You have four children. Do schools teach skills in basic statistics and mathematics to promote "statistical thinking"?
Katharina Schüller: Looking at my children, I think they do quite well. For example, I was really proud when my daughter Valentina was telling me about a radio programme. It was discussing the question of whether people had ever shown moral courage, and only a small percentage of people gave a positive answer. She said that the response was worthless, as long as we do not know what percentage had actually been in a situation that called for moral courage. This demonstrates that observation alone cannot be used to draw conclusions. In the same way I can't say whether my children learn statistical thinking at school or because we talk about it so much at home. I think that critical thinking and questioning are definitely taught in school, just not in connection with mathematics and statistics. There is always a "correct" answer, and that is precisely what we need to learn to question.
What skills should risk managers have in the context of statistics?
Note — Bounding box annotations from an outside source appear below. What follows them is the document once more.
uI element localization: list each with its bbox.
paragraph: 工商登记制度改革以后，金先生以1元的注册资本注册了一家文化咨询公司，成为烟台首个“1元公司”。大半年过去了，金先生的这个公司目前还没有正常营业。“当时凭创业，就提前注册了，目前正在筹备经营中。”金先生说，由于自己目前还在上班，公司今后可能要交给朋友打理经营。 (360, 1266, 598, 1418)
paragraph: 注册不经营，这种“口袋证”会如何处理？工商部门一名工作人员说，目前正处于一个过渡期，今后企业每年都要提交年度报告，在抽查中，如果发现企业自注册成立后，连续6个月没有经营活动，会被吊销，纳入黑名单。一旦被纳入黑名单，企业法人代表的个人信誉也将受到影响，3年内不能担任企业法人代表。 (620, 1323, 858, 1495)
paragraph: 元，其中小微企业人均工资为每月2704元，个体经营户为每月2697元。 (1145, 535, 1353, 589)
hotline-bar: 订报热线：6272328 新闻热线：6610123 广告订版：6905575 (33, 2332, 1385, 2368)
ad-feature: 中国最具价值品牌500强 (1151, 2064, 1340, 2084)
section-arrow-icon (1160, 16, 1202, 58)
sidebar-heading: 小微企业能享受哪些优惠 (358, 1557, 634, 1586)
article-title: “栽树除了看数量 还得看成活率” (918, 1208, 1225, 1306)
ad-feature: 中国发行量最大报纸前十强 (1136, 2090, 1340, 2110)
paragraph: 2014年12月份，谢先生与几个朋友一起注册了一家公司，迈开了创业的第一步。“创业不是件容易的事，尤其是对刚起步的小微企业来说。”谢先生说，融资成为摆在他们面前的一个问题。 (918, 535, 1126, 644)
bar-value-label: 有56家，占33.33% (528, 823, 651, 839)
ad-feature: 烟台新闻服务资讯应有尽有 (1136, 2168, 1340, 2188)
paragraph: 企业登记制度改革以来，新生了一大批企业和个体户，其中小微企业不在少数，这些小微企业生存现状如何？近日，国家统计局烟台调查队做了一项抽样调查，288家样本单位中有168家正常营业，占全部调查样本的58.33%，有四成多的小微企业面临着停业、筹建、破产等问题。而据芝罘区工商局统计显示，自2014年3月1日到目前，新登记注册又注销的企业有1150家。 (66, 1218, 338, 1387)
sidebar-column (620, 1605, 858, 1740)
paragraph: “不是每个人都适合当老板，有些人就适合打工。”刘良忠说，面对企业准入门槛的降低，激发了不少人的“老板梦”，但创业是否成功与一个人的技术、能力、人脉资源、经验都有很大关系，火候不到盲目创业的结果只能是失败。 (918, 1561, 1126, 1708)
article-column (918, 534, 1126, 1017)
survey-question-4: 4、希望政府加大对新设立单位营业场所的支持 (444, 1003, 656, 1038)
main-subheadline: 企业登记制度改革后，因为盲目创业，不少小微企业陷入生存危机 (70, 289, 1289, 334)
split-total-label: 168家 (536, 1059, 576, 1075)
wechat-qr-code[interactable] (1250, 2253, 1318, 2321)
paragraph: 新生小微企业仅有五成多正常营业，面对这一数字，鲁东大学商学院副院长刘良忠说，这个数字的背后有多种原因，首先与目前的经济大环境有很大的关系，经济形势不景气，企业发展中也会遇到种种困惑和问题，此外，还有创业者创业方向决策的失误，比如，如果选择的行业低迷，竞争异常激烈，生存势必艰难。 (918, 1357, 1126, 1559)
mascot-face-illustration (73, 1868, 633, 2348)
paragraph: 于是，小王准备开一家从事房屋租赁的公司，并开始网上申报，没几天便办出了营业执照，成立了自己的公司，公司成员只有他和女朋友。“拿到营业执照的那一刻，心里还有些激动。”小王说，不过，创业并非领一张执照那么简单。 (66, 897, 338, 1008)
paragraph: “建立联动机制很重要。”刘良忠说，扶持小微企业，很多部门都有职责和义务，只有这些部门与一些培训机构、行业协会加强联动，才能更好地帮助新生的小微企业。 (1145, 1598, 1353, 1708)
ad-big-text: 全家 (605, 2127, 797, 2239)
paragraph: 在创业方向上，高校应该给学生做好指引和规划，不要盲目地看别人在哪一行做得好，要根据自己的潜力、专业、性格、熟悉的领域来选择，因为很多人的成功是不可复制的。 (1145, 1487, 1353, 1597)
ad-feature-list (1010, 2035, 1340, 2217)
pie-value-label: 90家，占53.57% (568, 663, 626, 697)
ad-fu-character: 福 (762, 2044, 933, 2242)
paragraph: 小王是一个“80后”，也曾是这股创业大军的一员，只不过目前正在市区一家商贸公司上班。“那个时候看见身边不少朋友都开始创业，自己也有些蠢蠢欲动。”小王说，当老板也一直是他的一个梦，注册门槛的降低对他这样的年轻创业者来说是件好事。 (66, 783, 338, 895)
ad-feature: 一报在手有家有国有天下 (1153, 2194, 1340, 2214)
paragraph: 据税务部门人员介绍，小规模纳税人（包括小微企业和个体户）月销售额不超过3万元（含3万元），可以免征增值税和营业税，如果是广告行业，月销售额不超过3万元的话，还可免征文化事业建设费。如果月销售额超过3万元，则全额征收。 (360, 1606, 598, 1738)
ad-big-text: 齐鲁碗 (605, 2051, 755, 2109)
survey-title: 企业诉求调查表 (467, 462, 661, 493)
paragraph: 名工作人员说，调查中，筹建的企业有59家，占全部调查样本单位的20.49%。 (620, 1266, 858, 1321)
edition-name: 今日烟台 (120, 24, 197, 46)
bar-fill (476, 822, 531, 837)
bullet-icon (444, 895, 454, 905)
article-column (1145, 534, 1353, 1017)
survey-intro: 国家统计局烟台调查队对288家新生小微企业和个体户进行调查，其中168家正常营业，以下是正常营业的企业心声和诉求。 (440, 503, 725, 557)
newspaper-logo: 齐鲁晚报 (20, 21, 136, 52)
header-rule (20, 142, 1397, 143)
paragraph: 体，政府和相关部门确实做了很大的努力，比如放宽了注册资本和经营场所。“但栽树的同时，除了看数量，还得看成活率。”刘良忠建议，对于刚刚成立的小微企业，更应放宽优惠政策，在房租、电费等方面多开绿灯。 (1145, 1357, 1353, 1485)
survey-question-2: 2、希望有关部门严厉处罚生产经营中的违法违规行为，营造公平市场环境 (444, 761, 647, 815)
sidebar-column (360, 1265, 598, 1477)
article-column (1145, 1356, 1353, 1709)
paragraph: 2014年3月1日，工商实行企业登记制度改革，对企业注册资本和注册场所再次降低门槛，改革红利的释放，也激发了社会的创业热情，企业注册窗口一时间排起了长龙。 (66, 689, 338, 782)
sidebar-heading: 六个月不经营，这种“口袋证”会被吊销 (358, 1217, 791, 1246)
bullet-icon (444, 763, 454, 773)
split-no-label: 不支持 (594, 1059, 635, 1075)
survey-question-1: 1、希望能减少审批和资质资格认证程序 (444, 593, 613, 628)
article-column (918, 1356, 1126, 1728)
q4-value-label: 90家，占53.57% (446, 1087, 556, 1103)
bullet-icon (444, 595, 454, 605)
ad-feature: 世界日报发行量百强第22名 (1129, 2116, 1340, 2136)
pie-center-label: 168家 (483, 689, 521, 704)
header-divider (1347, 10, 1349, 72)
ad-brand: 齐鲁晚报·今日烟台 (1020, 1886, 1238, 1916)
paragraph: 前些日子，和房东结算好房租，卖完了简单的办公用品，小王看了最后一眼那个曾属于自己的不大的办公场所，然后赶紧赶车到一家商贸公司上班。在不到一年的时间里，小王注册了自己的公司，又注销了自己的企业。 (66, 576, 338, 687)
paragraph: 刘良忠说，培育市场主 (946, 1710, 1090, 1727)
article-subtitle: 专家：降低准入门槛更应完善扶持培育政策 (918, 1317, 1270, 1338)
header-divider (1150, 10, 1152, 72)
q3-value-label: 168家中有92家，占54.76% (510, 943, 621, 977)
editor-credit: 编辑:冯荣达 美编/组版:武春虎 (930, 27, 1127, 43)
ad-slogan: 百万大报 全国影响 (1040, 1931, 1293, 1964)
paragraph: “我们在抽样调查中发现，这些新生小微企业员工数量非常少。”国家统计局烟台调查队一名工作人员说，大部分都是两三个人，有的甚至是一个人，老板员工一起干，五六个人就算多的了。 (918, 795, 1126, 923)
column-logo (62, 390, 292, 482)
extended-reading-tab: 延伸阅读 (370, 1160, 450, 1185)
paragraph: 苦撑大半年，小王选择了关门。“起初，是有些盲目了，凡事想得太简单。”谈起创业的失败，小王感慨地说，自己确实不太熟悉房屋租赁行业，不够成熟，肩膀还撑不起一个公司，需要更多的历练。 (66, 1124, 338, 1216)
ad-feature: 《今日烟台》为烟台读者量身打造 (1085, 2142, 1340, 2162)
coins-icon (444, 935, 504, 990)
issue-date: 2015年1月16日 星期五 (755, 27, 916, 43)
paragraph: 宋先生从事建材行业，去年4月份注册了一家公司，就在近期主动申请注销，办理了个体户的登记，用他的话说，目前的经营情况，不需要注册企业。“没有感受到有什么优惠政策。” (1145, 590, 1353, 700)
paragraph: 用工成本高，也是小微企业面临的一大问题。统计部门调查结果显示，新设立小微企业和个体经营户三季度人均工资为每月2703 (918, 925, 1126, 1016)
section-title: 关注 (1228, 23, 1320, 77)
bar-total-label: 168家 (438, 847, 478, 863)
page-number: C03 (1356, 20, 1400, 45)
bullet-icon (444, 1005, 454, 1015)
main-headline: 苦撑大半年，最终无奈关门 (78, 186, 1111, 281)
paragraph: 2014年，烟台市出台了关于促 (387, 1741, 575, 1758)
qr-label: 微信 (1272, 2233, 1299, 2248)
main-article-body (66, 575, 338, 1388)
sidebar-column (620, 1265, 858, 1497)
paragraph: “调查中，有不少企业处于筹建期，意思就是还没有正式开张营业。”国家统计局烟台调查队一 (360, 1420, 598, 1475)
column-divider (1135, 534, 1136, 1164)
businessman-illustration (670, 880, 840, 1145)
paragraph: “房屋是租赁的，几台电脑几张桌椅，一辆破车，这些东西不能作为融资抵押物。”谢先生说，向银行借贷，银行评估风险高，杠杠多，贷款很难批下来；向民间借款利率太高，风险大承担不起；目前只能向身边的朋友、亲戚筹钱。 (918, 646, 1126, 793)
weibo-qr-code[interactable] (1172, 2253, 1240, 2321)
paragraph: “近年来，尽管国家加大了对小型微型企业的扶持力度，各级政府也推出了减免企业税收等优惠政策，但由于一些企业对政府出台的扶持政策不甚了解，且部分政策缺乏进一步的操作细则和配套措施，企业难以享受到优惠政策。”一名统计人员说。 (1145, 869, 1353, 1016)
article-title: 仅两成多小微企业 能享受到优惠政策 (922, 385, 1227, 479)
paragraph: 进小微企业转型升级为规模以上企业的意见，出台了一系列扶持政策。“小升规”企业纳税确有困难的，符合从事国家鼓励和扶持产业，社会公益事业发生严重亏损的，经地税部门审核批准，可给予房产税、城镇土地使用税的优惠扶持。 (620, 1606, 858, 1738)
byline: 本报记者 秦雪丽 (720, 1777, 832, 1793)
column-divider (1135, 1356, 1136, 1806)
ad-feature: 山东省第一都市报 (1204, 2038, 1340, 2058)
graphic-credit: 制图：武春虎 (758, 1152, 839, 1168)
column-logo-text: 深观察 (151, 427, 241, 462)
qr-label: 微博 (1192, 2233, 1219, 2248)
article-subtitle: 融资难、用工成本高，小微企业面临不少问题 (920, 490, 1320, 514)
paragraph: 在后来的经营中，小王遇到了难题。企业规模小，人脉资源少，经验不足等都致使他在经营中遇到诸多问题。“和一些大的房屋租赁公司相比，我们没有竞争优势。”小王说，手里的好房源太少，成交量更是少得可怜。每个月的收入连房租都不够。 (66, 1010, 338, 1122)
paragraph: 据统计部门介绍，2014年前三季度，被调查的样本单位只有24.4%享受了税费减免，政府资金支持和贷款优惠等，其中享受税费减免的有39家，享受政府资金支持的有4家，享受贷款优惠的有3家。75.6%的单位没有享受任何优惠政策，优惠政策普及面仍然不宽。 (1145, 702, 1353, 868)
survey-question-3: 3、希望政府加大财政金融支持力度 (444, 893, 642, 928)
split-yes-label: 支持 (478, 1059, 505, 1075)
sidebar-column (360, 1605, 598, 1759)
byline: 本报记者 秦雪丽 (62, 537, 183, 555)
Katharina Schüller: Of course, a risk manager should be able to call on the tools you learn on any statistics course: What is a normal distribution, how do I calculate a variance, and so on. Ideally, they should also have a basic understanding of the latest methods in data mining: for example, decision trees or neural networks. However, I believe it is much more crucial for them to have an idea about what method is appropriate in what situation, and when it is not such a good idea to use a technique because it could lead to false conclusions. This depends on having a good understanding of the data, which means that a risk manager has to talk to the people who understand the data generating processes. How are the returns actually achieved on my new financial product? What markets influence each other and to what extent? What role does pricing play in my customers' willingness to buy my product? As strange as it might sound, I believe that a good risk manager must be skilled at what a good statistician should also be able to master – communication.
Katharina Schüller, born 1977 in Rosenheim (Bavaria). Studied psychology at the TU Dresden, studied statistics at the LMU Munich, doctorate at the TU Dortmund, scholarship holder at the Bavarian Elite Academy and the Nobel Prize committee in Lindau. In 2003, she founded the company STAT-UP Statistical Consulting & Data Science in Munich, which now has offices in Madrid and London and works for companies, research institutions and public authorities across Europe. She is publicly known for her regular radio and TV appearances, and for her academic and popular science publications.
During the American Statistical Association's International Year of Statistics, Katharina Schüller was presented as a "Statistician of the Week". She lectures at various universities and, as an expert in digitalisation and data analytics, is a member of the advisory councils of Deutsche Bank and Burda Forward. Her book "Statistics and Intuition: Everyday Examples Critically Evaluated" was published by Springer in January 2016.